Over a career the income differential between some contemporaries might be many times greater than that amount.
Even in top public schools, few pupils come into inheritances that come anywhere near to closing such gaps.
I have seen the reverse too. It is 24 years since I finished a summer as a porter at Belfast City Hospital, where I recall the pride of some porters (NRS grade D) whose children were at university, including the father of a medical student.
Some of us privileged kids had to fall down to make room for those deserving arrivals in the professional class.
• Comprehensives increased grip of public schools
If you are a determined opponent of academic selection you will not accept the line that I have written above about grammar schools improving social mobility.
Academic careers have been spent slogging back and forth trying to prove or disprove that point via statistics.
But to me and many other observers or commentators or politicians, ranging from the DUP education minister Peter Weir to the Tory prime minister Theresa May to the Labour MP Kate Hoey, what we have seen with our eyes is plain:
Comprehensives in Great Britain led to a decline in overall academic standards and held back the brightest and best kids from modest backgrounds, and so increased the ruling grip of the tiny minority of people who had attended private schools, which maintained traditional standards.
The opponents of grammars point with justification to the small number of pupils from very poor backgrounds who get to grammar schools.
But the reasons for that are complex, including varied cultural attitudes to education. Without grammars the position gets even worse, so that there is almost no mobility.
Selective schools such as Grosvenor in east Belfast or St Mary’s in the west of the city still provide a step-up to significant numbers of working class kids that was taken away in England when it abolished most of its grammar schools.
There is no doubt that failure to get a grammar school place is very painful for some children (although others prefer to go to a secondary).
But there is pain coming in any event in so many aspects of life for so many reasons and in so many spheres – I recall a depressing New York Times report on an academic study of adolescent schoolgirls, which noted how cruel they could be to one another as they began to compete for the most sought after boys.
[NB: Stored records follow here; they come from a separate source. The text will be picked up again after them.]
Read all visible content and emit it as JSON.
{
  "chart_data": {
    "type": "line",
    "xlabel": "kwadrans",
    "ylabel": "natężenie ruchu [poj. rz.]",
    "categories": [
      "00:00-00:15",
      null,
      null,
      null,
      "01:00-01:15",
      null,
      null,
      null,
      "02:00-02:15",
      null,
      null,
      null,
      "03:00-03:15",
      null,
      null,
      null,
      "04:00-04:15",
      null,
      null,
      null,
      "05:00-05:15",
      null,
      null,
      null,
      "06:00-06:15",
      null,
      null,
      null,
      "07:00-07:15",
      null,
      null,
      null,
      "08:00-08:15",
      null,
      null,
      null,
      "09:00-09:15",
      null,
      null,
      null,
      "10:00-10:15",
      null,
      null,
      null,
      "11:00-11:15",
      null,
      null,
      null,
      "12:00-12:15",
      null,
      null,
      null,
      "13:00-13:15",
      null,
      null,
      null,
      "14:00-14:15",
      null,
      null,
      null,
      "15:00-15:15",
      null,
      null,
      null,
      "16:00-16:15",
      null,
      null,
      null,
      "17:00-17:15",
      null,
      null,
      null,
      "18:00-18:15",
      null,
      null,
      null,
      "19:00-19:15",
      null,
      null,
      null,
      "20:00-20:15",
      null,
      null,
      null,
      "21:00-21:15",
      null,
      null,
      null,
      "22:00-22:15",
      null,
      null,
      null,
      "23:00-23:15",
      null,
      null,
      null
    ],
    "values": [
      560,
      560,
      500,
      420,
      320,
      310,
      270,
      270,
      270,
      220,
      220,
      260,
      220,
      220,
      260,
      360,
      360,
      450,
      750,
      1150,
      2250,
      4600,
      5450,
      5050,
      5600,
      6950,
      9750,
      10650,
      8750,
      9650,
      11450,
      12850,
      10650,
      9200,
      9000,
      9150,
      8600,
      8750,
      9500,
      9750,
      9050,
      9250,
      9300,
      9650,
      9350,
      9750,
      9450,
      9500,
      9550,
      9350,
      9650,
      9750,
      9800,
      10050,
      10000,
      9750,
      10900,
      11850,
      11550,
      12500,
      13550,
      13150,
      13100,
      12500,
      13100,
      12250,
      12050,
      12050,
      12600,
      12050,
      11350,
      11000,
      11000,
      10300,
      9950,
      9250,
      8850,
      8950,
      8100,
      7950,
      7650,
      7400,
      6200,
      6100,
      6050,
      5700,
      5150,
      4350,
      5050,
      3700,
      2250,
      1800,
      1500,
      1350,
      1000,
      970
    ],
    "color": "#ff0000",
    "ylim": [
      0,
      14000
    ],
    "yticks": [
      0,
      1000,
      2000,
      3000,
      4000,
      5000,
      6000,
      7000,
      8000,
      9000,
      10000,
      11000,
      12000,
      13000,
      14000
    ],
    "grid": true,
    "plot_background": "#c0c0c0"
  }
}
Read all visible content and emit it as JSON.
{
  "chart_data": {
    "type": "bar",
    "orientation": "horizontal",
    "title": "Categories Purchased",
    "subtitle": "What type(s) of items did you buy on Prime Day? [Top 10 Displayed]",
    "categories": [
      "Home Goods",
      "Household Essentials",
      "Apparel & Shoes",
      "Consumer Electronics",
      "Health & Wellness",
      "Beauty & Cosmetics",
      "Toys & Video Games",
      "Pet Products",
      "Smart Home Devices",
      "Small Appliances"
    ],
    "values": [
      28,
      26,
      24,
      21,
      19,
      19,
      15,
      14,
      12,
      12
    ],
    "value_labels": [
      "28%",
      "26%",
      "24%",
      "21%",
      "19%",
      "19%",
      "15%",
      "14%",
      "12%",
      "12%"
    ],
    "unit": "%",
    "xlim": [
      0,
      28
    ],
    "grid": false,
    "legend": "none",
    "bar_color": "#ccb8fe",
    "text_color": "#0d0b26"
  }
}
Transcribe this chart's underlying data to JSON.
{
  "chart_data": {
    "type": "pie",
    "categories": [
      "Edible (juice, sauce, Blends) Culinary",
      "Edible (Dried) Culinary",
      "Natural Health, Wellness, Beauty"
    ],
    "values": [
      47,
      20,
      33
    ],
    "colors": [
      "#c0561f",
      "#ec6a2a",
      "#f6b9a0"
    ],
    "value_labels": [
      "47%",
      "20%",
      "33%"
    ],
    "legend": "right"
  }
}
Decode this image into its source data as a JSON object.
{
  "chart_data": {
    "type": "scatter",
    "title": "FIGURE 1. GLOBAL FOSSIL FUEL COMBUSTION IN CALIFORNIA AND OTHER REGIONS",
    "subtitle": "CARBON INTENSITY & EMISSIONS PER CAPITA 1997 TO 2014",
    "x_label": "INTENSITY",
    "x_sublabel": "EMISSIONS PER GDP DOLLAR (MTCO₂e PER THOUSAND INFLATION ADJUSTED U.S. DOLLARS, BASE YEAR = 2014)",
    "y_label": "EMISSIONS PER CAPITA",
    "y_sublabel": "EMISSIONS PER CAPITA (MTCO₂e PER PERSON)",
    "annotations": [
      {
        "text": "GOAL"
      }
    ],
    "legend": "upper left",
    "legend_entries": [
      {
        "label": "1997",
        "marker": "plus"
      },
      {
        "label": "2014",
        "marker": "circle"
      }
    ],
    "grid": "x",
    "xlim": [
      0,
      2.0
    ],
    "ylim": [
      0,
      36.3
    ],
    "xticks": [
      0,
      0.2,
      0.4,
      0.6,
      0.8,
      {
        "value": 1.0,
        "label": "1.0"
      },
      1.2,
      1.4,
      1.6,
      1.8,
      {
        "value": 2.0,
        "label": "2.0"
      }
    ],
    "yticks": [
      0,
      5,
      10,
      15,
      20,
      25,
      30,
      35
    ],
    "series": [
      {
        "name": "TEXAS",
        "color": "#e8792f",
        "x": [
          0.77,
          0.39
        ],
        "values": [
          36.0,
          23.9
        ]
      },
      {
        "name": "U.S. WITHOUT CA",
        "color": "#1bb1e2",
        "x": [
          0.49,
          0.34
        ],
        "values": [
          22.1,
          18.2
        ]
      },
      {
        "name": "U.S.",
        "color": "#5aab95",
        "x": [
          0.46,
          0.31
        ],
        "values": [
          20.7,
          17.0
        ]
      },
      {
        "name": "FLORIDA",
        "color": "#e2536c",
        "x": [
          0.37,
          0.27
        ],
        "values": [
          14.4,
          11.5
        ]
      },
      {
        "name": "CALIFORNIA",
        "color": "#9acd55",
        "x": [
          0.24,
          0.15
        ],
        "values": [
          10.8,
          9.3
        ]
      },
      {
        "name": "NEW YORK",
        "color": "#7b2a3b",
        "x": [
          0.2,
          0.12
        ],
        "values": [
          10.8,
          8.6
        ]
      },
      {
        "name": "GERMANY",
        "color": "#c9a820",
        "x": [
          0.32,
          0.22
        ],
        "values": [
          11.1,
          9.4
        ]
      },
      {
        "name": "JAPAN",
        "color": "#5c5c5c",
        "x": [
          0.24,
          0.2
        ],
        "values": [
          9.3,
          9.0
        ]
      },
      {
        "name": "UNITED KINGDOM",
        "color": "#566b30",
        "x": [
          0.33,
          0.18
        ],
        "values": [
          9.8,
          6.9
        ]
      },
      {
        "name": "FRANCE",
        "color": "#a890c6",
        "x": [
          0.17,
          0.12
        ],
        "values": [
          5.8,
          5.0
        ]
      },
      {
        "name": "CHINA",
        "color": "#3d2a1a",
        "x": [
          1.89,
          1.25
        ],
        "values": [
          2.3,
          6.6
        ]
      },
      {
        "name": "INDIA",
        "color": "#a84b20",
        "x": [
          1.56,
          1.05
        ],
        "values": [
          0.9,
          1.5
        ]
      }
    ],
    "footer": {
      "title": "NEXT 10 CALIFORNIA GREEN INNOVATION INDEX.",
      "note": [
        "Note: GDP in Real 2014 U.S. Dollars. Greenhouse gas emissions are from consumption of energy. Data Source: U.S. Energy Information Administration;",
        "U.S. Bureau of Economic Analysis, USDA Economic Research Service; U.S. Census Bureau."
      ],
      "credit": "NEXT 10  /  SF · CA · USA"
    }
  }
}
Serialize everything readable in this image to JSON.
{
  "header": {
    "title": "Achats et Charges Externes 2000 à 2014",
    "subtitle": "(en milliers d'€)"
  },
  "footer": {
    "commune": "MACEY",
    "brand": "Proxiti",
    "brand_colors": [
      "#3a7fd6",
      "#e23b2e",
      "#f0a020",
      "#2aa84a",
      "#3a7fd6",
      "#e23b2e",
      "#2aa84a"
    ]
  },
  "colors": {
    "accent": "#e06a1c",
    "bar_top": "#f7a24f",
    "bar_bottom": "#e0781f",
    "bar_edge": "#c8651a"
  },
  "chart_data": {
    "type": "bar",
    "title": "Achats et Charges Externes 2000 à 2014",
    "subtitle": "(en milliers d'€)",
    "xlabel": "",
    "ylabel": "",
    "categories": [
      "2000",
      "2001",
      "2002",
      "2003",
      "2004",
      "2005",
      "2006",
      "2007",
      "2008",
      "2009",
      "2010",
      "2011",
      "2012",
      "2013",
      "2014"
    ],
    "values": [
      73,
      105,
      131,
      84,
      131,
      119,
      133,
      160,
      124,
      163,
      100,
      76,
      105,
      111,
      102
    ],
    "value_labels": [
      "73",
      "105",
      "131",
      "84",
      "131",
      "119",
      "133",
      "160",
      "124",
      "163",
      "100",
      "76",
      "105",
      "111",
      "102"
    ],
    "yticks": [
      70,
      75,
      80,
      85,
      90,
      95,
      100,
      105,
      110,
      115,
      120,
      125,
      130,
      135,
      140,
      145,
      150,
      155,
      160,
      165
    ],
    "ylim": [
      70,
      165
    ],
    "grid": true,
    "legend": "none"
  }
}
The comprehensive solution does delay selection at 11 to later in life (such as at university) but it cannot abolish ultimate selection and in the meantime the delay does harm to education in general.
It creates its own cruelties, such as the gifted kid trapped in a setting far below their ability. I know a man who describes his background as working class whose child was so far ahead of the other children at primary school as to be unhappy there, before blossoming at one of Northern Ireland’s fine grammar schools and then Oxbridge.
Our secondary schools should be happy places with outstanding facilities but a different focus and pace to the grammars.